No dobrze, ale to jest przejściowa inflacja, którą można nazwać losową i która po czasie może nawet być skompensowana deflacją. Wielu liberałom i prawicowym publicystom wydaje się więc niemożliwe, żeby utrzymywała się długoterminowa inflacja bez zaangażowania banków centralnych. Na dowód mogą przedstawić nawet statystyki przed utworzeniem się tych instytucji w USA i po - bo rzeczywiście przed FEDem średni wzrost cen był zerowy (zob. art. FED do likwidacji?!). Zapominają jednak o tym, że przez cały ten okres istniał postęp technologiczny, który ograniczał rosnące koszty np. wydobycia surowców energetycznych. Wydobywanie surowców wymaga dostania się do coraz głębszych warstw Ziemi, co oczywiście rodzi wyższe koszty, a postęp techniczny redukował je.
Wyobraźmy sobie, że postęp techniczny nie występuje oraz M nie zmienia się. Wydobywanie surowców staje się coraz droższe. Skoro nie mamy więcej pieniędzy, aby ponieść te koszty, podaż surowców staje w miejscu. Spadek podaży podnosi ceny.

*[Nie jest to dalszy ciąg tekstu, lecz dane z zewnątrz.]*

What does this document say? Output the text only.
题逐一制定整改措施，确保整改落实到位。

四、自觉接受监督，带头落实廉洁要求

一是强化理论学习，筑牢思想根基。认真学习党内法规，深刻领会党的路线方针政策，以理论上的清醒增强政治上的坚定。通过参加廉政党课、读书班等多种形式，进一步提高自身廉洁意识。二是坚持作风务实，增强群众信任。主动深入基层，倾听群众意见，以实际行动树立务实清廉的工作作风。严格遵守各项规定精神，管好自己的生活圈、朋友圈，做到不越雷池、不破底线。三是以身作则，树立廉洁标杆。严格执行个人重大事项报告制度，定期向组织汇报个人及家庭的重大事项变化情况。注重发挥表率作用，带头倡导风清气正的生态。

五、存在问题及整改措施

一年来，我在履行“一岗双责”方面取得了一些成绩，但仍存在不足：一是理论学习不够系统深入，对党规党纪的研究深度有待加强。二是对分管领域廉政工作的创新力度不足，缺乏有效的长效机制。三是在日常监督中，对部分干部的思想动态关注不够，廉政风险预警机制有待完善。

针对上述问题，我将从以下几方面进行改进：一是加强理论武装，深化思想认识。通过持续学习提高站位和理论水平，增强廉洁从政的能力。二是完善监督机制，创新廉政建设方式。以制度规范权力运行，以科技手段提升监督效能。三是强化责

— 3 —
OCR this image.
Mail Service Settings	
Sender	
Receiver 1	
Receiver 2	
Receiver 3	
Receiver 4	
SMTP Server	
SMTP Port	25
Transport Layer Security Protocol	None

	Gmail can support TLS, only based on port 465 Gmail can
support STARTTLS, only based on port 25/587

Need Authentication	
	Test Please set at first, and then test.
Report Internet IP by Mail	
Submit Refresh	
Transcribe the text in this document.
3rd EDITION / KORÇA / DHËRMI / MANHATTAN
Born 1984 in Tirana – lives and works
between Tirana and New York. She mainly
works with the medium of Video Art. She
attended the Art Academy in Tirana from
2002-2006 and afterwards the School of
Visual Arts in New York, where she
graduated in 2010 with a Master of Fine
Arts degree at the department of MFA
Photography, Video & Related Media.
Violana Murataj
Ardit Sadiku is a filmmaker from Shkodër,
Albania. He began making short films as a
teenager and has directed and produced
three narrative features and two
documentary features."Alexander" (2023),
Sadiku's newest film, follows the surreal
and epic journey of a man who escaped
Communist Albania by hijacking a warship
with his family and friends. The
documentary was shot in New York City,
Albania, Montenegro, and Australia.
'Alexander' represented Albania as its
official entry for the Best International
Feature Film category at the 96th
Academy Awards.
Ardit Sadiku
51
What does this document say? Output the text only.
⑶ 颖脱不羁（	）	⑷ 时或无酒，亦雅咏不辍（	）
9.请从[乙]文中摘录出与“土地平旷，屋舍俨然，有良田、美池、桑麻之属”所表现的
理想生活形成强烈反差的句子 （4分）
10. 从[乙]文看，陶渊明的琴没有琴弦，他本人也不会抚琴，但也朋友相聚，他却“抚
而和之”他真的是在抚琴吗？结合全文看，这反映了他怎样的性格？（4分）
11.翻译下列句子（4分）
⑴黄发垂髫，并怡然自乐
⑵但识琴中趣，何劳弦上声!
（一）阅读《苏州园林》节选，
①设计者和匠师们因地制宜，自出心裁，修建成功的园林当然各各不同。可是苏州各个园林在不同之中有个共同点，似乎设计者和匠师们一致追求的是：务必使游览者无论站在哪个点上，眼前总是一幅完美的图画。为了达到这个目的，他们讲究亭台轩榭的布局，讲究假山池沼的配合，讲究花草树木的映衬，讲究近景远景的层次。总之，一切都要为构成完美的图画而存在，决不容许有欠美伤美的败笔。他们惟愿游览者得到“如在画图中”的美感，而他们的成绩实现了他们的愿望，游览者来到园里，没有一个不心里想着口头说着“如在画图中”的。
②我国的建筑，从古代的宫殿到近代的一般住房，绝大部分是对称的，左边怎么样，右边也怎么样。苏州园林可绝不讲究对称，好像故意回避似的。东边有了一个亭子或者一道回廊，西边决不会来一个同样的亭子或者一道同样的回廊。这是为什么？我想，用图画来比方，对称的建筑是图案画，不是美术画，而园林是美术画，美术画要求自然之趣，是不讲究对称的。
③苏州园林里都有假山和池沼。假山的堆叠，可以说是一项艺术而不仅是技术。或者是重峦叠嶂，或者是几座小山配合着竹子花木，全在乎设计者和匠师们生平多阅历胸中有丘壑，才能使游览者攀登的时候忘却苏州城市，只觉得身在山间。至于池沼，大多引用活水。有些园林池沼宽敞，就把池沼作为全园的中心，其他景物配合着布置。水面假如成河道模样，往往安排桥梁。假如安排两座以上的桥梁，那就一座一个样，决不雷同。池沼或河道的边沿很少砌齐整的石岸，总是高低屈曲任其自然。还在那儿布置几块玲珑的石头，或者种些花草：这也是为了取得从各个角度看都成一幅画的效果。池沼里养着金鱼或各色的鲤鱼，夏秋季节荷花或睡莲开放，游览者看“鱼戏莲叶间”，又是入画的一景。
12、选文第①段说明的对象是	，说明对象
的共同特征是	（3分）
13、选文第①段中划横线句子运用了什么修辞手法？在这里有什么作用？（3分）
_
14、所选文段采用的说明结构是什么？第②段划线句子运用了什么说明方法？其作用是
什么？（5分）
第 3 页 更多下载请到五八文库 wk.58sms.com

Wzrost szybkości obiegu pieniądza
Teoretycznie jest też możliwość, że M i P pozostaną stałe, a V się zmieni. Dobrym przykładem jest giełda. Spekulanci mogą dokonać zmowy, że będą przez określony czas kupować i sprzedawać od siebie nawzajem, aby wywindować cenę waloru, aby naiwnym sprzedać na górce. Wzrasta ilość transakcji wraz z którymi rośnie cena, chociaż ani liczba dóbr się nie zmieniła (jedna i ta sama firma, której sytuacja się nie zmieniła), ani ilość pieniędzy (cała akcja była od początku zaplanowana, czyli pieniądze musiały być przygotowane). Nawet gdyby traderzy nie sprzedali na końcu komuś naiwnemu, to wynieśli kurs w górę, tylko wykorzystując swoje pieniądze na koncie, które potem do nich wracają. Jeżeli ich plan by się powiódł, to należy dodatkowo założyć, że ostatni naiwny też musi wykorzystać pieniądze, które trzymał wcześniej na koncie.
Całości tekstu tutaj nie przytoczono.